Wundari Bayu Gautama, Fujita Ichiro, Ban Hiroshi
Graduate School of Frontier Biosciences, Osaka University, Suita, Japan.
Center for Information and Neural Networks (CiNet), Advanced ICT Research Institute, National Institute of Information and Communications Technology, Suita, Japan.
Commun Biol. 2025 Jul 11;8(1):1042. doi: 10.1038/s42003-025-08474-1.
Our visual brain transforms small differences between images in the two eyes (binocular disparity) into coherent depth. Initially, neurons in the primary visual cortex (V1) compute the degrees of overlap between the left and right images to encode disparity. Such cross-correlation-like neurons respond to both binocularly matched and mismatched features. This ambiguous representation is refined along the visual pathway through a cross-matching computation involving additional nonlinear processing to filter out mismatches. How these representations are organized in the human visual cortex remains unclear. Using functional magnetic resonance imaging (fMRI), we show that areas V1-V3 exhibit stronger cross-correlation components, while V3A/B, V7, hV4, and hMT+ are inclined towards cross-matching. A deep neural network (DNN) trained for stereo vision undergoes a similar transformation across its layers, progressing through distinct phases that exploit dissimilar features to achieve coherent depth. This brain-DNN alignment demonstrates that human and artificial visual systems share a computational principle for robust 3D vision.

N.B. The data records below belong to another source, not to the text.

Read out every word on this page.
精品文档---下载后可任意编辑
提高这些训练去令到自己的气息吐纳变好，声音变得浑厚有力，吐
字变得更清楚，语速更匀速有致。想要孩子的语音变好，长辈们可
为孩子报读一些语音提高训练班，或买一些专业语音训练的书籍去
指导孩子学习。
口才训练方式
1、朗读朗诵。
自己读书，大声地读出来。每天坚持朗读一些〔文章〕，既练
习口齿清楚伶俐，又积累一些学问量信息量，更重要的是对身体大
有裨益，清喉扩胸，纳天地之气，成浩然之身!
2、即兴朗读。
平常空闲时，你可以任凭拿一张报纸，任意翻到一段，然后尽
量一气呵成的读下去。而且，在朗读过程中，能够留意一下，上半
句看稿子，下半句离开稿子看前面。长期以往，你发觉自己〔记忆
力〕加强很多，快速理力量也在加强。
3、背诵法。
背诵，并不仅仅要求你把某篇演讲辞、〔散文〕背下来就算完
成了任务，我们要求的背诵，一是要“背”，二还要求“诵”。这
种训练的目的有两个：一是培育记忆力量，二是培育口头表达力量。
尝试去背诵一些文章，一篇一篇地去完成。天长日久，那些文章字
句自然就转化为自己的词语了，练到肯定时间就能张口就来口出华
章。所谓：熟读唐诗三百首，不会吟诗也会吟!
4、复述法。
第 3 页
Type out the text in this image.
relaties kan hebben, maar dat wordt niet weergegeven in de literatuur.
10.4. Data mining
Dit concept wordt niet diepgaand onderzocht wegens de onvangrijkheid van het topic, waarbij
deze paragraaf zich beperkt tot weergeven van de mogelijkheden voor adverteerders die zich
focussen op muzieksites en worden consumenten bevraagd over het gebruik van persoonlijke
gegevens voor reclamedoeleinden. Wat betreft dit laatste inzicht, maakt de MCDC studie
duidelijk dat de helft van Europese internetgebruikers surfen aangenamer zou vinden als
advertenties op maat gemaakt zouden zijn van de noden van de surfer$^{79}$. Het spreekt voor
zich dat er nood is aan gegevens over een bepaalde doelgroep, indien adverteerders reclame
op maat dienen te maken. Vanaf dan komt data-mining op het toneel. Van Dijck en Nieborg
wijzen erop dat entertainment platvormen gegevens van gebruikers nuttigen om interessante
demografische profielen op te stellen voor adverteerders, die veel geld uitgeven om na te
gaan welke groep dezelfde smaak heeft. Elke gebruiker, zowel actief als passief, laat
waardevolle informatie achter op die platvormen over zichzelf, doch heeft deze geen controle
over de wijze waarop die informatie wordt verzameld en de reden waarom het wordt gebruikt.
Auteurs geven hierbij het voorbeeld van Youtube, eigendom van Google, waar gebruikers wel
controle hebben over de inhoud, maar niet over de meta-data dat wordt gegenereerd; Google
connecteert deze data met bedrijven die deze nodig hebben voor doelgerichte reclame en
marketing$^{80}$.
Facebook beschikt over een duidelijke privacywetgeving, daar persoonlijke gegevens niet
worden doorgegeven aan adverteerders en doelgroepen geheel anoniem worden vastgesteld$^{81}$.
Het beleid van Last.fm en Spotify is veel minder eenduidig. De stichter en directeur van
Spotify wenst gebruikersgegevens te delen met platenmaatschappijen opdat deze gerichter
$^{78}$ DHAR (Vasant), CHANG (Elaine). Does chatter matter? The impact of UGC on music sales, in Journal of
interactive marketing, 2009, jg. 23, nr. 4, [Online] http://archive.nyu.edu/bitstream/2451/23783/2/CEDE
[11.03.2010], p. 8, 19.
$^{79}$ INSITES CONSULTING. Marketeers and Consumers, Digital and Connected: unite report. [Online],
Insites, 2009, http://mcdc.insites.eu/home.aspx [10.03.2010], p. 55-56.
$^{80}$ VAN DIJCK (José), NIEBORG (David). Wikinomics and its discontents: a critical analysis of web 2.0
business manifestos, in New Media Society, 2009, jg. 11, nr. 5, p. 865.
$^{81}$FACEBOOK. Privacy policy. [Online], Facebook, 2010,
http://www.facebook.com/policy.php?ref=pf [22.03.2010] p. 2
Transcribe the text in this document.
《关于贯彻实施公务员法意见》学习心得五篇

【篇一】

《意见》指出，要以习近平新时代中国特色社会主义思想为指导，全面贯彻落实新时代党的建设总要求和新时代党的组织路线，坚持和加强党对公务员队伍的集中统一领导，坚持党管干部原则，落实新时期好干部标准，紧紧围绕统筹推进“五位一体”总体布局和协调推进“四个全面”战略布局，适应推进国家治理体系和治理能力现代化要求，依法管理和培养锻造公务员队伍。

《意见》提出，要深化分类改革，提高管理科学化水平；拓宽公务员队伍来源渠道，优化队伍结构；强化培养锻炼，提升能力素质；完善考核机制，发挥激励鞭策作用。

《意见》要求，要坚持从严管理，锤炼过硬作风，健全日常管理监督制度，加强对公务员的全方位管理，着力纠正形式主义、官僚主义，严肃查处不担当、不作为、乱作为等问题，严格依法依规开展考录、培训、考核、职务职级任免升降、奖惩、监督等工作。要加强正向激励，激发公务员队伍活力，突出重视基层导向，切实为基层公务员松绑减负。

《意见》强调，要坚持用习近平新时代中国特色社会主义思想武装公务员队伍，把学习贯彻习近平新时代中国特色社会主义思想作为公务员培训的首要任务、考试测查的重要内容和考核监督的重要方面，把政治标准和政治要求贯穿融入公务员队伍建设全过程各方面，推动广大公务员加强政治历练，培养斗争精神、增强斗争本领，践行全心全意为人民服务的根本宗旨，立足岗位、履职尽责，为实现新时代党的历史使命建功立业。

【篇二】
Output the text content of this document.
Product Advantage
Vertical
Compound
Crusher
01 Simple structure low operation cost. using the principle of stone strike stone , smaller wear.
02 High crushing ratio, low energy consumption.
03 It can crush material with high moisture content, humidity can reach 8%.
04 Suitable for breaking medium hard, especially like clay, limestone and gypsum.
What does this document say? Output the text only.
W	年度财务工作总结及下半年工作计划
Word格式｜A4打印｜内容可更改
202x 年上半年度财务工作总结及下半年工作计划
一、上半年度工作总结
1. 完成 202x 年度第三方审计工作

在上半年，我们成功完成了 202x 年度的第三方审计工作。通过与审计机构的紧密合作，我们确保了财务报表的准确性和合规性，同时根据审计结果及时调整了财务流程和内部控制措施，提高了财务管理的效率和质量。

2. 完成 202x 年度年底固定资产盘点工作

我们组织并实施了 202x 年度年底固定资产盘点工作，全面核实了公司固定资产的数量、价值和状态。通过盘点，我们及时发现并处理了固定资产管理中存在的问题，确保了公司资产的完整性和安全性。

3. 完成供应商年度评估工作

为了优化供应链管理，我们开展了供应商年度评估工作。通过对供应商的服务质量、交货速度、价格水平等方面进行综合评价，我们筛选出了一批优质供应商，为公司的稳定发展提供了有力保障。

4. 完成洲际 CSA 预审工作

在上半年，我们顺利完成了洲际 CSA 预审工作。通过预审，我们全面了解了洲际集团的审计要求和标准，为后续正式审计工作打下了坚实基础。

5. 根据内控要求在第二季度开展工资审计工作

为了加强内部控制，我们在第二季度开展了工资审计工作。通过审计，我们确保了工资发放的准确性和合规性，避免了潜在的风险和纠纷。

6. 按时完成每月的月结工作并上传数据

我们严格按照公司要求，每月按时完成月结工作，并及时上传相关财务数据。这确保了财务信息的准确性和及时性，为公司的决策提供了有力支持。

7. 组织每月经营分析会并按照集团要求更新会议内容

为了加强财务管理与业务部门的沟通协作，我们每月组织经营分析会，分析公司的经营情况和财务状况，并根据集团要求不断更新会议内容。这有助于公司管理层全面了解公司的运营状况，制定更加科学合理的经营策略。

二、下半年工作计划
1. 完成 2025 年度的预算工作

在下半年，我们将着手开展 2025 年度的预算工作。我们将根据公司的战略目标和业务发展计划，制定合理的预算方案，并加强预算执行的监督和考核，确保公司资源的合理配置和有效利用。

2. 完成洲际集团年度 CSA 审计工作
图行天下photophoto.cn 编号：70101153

我们的视觉大脑将双眼图像之间的微小差异(双眼视差)转化为连贯的深度信息。最初,初级视觉皮层(V1)中的神经元通过计算左右图像之间的重叠程度来编码视差。这种类似互相关的神经元对双眼匹配和不匹配的特征都会做出反应。这种模糊的表征会沿着视觉通路通过一种交叉匹配计算得到细化,该计算涉及额外的非线性处理以滤除不匹配的部分。这些表征在人类视觉皮层中是如何组织的仍不清楚。利用功能磁共振成像(fMRI),我们发现V1 - V3区域表现出更强的互相关成分,而V3A/B、V7、hV4和hMT+则倾向于交叉匹配。一个经过立体视觉训练的深度神经网络(DNN)在其各层中也经历了类似的转变,通过利用不同特征的不同阶段来实现连贯的深度。这种大脑与DNN的一致性表明,人类和人工视觉系统在稳健的3D视觉方面共享一种计算原理。